SEATTLE – Thousands of people marched in Washington state as part of nationwide demonstrations to push for changes in immigration policy, hoping a new president hears their pleas.
In Seattle, several thousand people held a festive march Friday through downtown, waving flags of several Latin American nations before rallying at a park to hear speakers call for reforms in national immigration, health care and economic policies.
“Unity creates power. … These marches are special because it’s a day for labor, but at the same time it unites the people, and it’s a form of getting the president’s attention,” said Roman Oronca, a 36-year-old immigrant from Mexico who said he has been in the U.S. for 11 years.
An organizer estimated about 5,000 people marched in downtown Seattle, a number that held steady from last year but was down significantly from marches at the height of the immigration debate. One of the chants in Spanish used by demonstrators – “Obama, listen to us, we’re in the struggle” – called on the president to pay attention to immigration issues.
In Yakima, about 600 people marched through the city’s streets, an increase from 2008.
The Yakima rally attracted a few counter-demonstrators carrying signs bearing slogans such as “No driver’s licenses for illegals,” but no confrontations were reported. Some of the counter-demonstrators were wearing surgical masks.
“It boggles my mind. About 20 million illegal immigrants in this country, and about 20 million Americans out of jobs,” said Joe Ray, 66, Washington state director of the Minuteman Civil Defense Corps.
This year’s marches come at a time when the nation is in the midst of a recession and spooked at the recent spread of swine flu, which initially surfaced in Mexico.
A goal of the nationwide demonstrations was to support efforts to forge a path to citizenship for the estimated 12 million illegal immigrants living in the United States.
Worries about swine flu seemingly did not put a damper on most demonstrators. Nearly no one wore masks in Seattle.
Stephanie Arce, 13, and her friend wore surgical face masks, but as a statement. Arce wrote on the front of her mask: “You can’t deport us all.”
“People say that we, Mexicans, started it (the flu),” said Arce, who was born in California of Mexican parents. She said students at her middle school stared at her and her friend with their masks, thinking they had contracted the flu. “We wore them to show them that we don’t.”
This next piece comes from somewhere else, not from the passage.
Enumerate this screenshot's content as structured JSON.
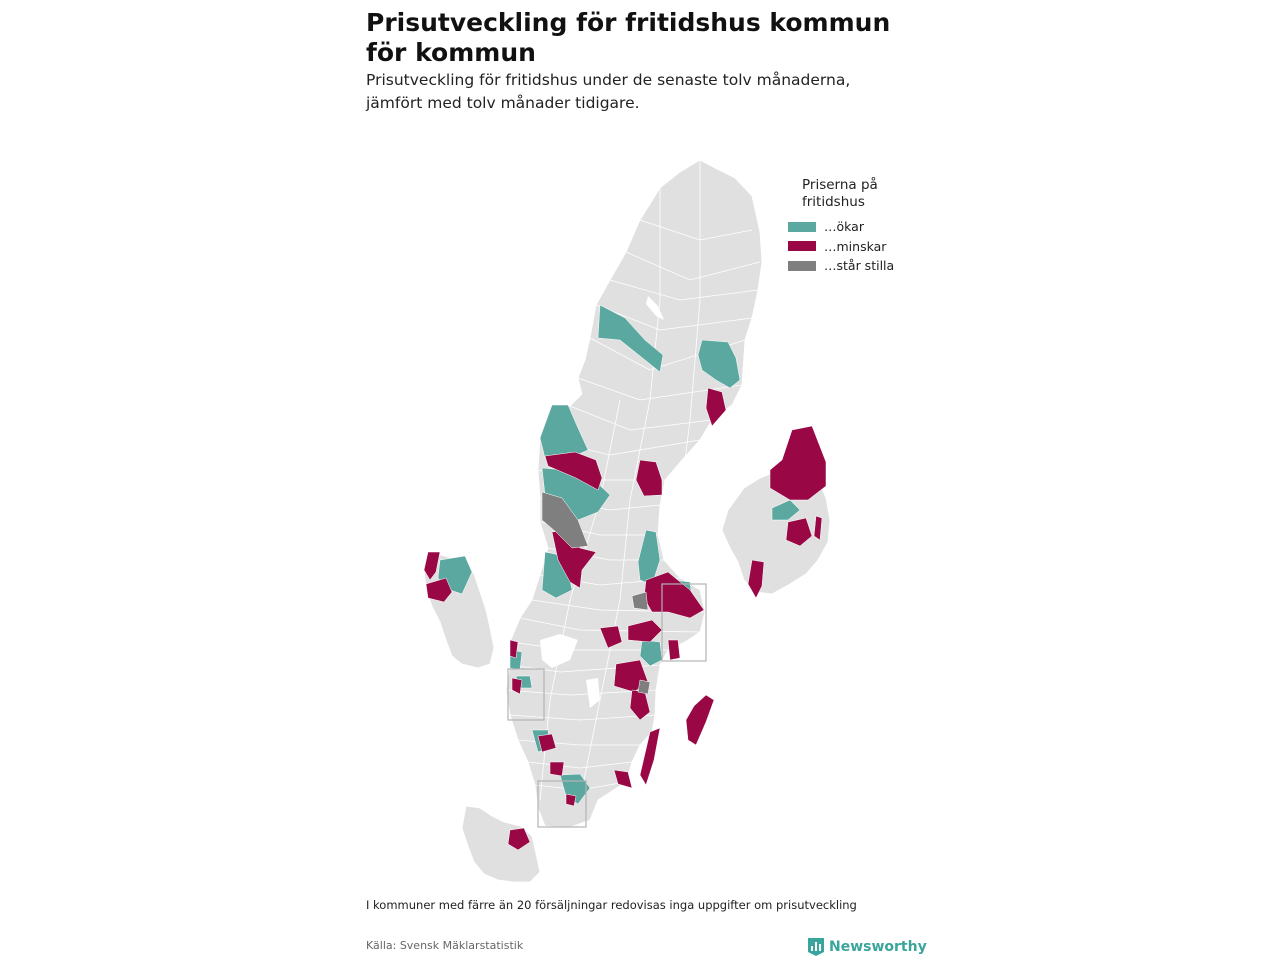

Immigration activists in Washington state see President Barack Obama as an ally, and point to the release of several people arrested in a work site raid in Bellingham in February. Homeland Security Secretary Janet Napolitano ordered a review of that raid. The Obama administration has said it will move away from raids to focus on employers.
Leno Rose-Avila, executive director of the Northwest Social Justice Fund, said at the Seattle demonstration that the Bellingham raid showed that if people make enough noise, the administration will pay attention to them.
“That’s something that never would have happened with the previous administration,” Rose-Avila said.